J’ajoute que, sur la section de Vivier-Merle entre la rue Pompidou et la rue Servient, ce sont 600 véhicules par heure qui vont effectivement passer par la rue André Philip et la rue Mazenod ; on va détourner un trafic qui passait sous la Part-Dieu vers des rues résidentielles, ce qui est bien évidemment un problème.

On pourrait dire aussi que la densification du secteur Desaix n’est pas forcément une bonne idée, que l’aménagement de la place de Francfort a donné lieu a de multiples épisodes, on nous a présenté des projets puis ils ont été retirés et on nous en a présenté d’autres.

Je dirai que cela illustre une chose : c’est le caractère indigeste de notre millefeuille administratif au plan démocratique puisque de tels projets, on ne les discute pas dans cette enceinte, bien évidemment, on n’a pas le temps, on ne les discute pas en Conseil municipal de Lyon et on ne les discute même pas en Conseil du troisième arrondissement, ce qui veut dire que l’on impose, en fait, à 20 000 habitants des projets qu’ils n’ont pas vraiment l’occasion de débattre avec leurs élus.

Enfin, dernier point, le parking sous la place Béraudier.

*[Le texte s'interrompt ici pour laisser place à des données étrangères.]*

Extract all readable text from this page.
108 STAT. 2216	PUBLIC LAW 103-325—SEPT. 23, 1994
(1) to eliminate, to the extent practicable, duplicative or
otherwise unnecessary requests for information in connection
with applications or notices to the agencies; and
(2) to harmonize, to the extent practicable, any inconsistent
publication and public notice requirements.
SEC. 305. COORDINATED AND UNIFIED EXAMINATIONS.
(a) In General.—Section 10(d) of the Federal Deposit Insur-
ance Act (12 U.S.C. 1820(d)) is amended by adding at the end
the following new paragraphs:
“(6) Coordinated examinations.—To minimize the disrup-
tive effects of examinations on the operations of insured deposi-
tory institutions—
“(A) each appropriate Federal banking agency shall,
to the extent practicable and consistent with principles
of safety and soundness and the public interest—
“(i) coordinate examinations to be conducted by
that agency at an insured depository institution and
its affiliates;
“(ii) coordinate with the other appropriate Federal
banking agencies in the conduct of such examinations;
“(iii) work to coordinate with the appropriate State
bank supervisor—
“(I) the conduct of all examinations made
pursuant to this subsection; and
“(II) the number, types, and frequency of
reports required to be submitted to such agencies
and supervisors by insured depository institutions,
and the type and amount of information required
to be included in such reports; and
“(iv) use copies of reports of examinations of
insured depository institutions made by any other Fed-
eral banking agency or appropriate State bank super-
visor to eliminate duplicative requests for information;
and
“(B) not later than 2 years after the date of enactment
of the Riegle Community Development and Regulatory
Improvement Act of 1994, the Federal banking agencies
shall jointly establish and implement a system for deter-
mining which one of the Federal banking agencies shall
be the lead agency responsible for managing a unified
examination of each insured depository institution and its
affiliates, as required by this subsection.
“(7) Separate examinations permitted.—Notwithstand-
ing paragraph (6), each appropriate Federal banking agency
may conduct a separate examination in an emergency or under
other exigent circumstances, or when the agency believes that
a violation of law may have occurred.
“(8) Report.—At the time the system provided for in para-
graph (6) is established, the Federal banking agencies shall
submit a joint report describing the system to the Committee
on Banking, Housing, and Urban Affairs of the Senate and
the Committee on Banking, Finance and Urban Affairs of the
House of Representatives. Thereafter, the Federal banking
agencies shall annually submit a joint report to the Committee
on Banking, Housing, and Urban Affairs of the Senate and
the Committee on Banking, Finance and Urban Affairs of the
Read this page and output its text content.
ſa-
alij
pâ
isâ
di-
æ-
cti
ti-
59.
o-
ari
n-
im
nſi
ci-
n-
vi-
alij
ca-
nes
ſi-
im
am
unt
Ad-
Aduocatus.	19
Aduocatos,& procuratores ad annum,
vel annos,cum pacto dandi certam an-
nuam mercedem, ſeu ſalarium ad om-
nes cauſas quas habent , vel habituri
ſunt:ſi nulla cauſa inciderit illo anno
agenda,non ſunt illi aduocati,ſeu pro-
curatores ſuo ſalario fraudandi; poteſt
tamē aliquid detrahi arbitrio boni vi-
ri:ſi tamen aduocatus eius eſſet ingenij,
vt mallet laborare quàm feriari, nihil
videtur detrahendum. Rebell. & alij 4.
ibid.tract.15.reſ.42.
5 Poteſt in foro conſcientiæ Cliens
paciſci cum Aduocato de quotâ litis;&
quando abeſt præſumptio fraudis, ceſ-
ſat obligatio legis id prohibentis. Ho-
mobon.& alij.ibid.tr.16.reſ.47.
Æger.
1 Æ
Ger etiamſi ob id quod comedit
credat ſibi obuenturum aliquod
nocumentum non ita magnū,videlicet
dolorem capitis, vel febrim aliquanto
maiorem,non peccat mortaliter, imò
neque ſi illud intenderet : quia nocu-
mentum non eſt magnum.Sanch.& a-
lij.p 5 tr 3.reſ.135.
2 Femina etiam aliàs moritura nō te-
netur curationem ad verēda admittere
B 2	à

Oui il faut accroître les capacités de stationnement à proximité de la gare, c’est bien évident. Je ferai juste une remarque : il ne faudrait pas que ce parking, financé par des fonds publics, vienne servir à des tours dont vous autorisez la construction sans permettre de parking parce que, là, il y a bien évidemment un risque que ce parking public, qui a vocation à desservir la gare, ait un autre usage et je ne pense pas que ce soit aux fonds publics de financer de tels aménagements.

Le Maire du troisième arrondissement, votre Vice-Président, prétend souvent que son opposition UMP est dans la caricature sur Part-Dieu. Réduction de cinq à deux voies sur l’avenue Pompidou, circulation automobile que l’on détourne de dessous la Part-Dieu pour l’emmener vers des rues résidentielles, je pense que cette caricature a une drôle d’allure de réalité et qu’en termes de qualité de vie, il y a effectivement une dégradation. Rendre le sol facile, c’est bien, ne pas dégrader la vie des cœurs de quartier, c’est mieux, monsieur le Président. Je pense qu’il faut cesser de nous bercer de concepts, il faut prendre un peu à bras-le-corps certaines réalités.

Nous sommes donc favorables à la modernisation et au développement de la gare, nous sommes favorables à l’extension des capacités de stationnement à proximité de la gare, nous sommes favorables à la nouvelle place Béraudier, nous sommes favorables à la place de Francfort si elle est concertée. Par contre, nous sommes opposés aux restrictions et aux détournements de circulation que vous allez provoquer et à la dégradation des lieux de vie qui entourent la Part-Dieu. Vous disiez tout à l’heure que le Grand Lyon devait passer à l’acte ; sur ces derniers points, nous vous demandons de ne pas passer à l’acte.

C’est cet avis partagé qui nous amène à nous prononcer pour une abstention sur ce dossier qui n’est pas une abstention de retrait -vous l’avez compris- mais qui résulte de  la difficulté de faire la part entre les bons et les mauvais projets de votre délibération.”